Week Five: The Week That Broke The Camel’s Back
Dear Kitty 2.0,
Alright. Let me give you tech weekend in a nutshell. Major costume issues. Big ole wig issues. Lighting/timing/quick-change/emotional/personal/existential issues. I HAVE ISSUES! Many, many new acting notes. Overuse of homeopathic remedies for anxiety. My hair falling out. (?!) Oh yeah, and I thought my wisdom tooth was breaking through my skull, causing tremendous pain throughout my head and neck, but it turns out (after one very expensive dentist’s visit later) that I had merely clenched my jaw so tight that I strained all the muscles in my wee face. The dental hygienist asked me, “Are you, like, under a lot of stress right now?” Um, yes. I think so, yeah, maybe that’s about right...
But enough of my panic attack. Let’s get to the punchline here...which is that we had our first preview tonight... and... it wasn’t half bad! No, in fact, I might even venture to say that it was a half-full performance. I was just happy to have gotten through it at all, especially since I felt like I was treading water all weekend, and earlier in the day had received some ideas about major acting adjustments for some key scenes, which can be hard to digest in time before a performance. I still didn’t feel like I was at that ideal place of comfort where I could simply co-exist with the other actors onstage and listen and react to them totally naturally, though... but I think I might be much more comfortable tomorrow. The first show in front of an audience is sort of terrifying, and most of the time I feel like I make it through on adrenaline alone. But I think it was a boost of morale for everyone in the cast to see that we did, in fact, have a viable show on our hands-- not merely a mess of scenes and lighting cues and quick-changes and
“Oh-lord-where-did-I-put-that-prop?”s-- which is often what even the finest-tuned plays can feel reduced to during a tech rehearsal.
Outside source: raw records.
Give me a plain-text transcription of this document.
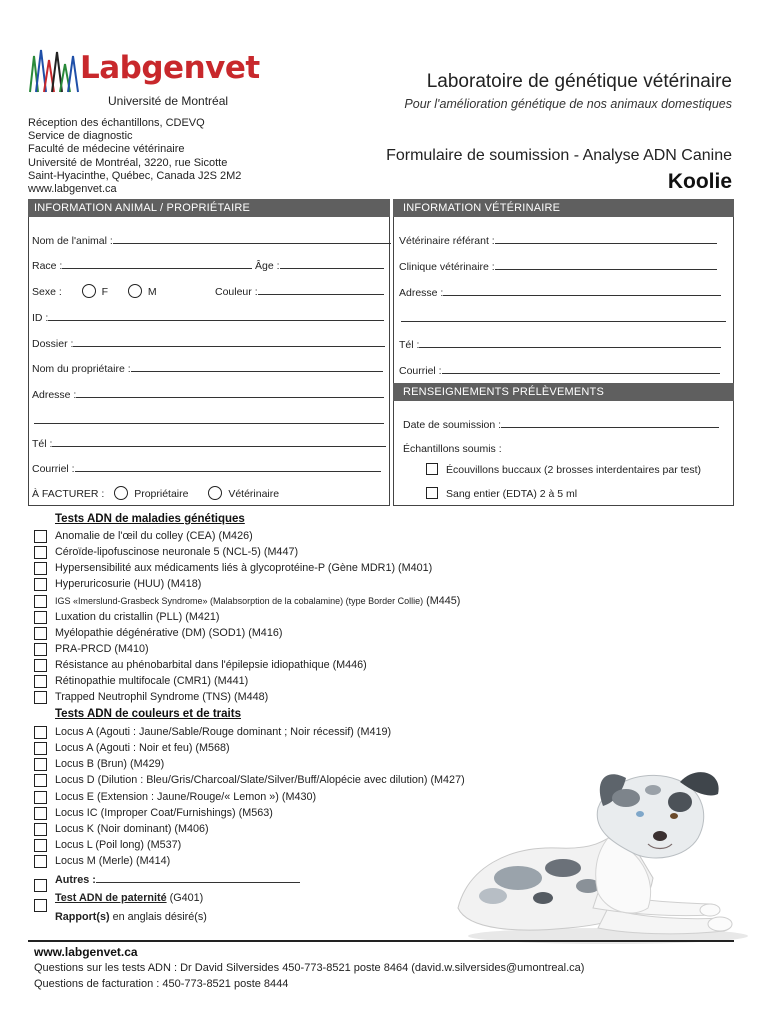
Labgenvet
Université de Montréal
Laboratoire de génétique vétérinaire
Pour l'amélioration génétique de nos animaux domestiques
Réception des échantillons, CDEVQ
Service de diagnostic
Faculté de médecine vétérinaire
Université de Montréal, 3220, rue Sicotte
Saint-Hyacinthe, Québec, Canada J2S 2M2
www.labgenvet.ca
Formulaire de soumission - Analyse ADN Canine
Koolie
INFORMATION ANIMAL / PROPRIÉTAIRE
Nom de l'animal :
Race :	Âge :
Sexe :	F	M	Couleur :
ID :
Dossier :
Nom du propriétaire :
Adresse :
Tél :
Courriel :
À FACTURER :	Propriétaire	Vétérinaire
INFORMATION VÉTÉRINAIRE
Vétérinaire référant :
Clinique vétérinaire :
Adresse :
Tél :
Courriel :
RENSEIGNEMENTS PRÉLÈVEMENTS
Date de soumission :
Échantillons soumis :
Écouvillons buccaux (2 brosses interdentaires par test)
Sang entier (EDTA) 2 à 5 ml
Tests ADN de maladies génétiques
Anomalie de l'œil du colley (CEA) (M426)
Céroïde-lipofuscinose neuronale 5 (NCL-5) (M447)
Hypersensibilité aux médicaments liés à glycoprotéine-P (Gène MDR1) (M401)
Hyperuricosurie (HUU) (M418)
IGS «Imerslund-Grasbeck Syndrome» (Malabsorption de la cobalamine) (type Border Collie) (M445)
Luxation du cristallin (PLL) (M421)
Myélopathie dégénérative (DM) (SOD1) (M416)
PRA-PRCD (M410)
Résistance au phénobarbital dans l'épilepsie idiopathique (M446)
Rétinopathie multifocale (CMR1) (M441)
Trapped Neutrophil Syndrome (TNS) (M448)
Tests ADN de couleurs et de traits
Locus A (Agouti : Jaune/Sable/Rouge dominant ; Noir récessif) (M419)
Locus A (Agouti : Noir et feu) (M568)
Locus B (Brun) (M429)
Locus D (Dilution : Bleu/Gris/Charcoal/Slate/Silver/Buff/Alopécie avec dilution) (M427)
Locus E (Extension : Jaune/Rouge/« Lemon ») (M430)
Locus IC (Improper Coat/Furnishings) (M563)
Locus K (Noir dominant) (M406)
Locus L (Poil long) (M537)
Locus M (Merle) (M414)
Autres :
Test ADN de paternité (G401)
Rapport(s) en anglais désiré(s)
www.labgenvet.ca
Questions sur les tests ADN : Dr David Silversides 450-773-8521 poste 8464 (david.w.silversides@umontreal.ca)
Questions de facturation : 450-773-8521 poste 8444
Oh, and I’m getting better at pin-curls by the day.
So, there you have it. I feel at least six times better than I did earlier in the day, when I was still on the verge of tears for God-knows-what-reason. I rarely become so overwhelmed by the whole rehearsal/performance process, but then again, A. I haven’t done such an emotionally draining show/role before, and B. I don’t think I’ve ever had so much stage time, and so instead of scenes being like little sprints, I sometimes feel like I’m running a marathon. Anyways. To bed!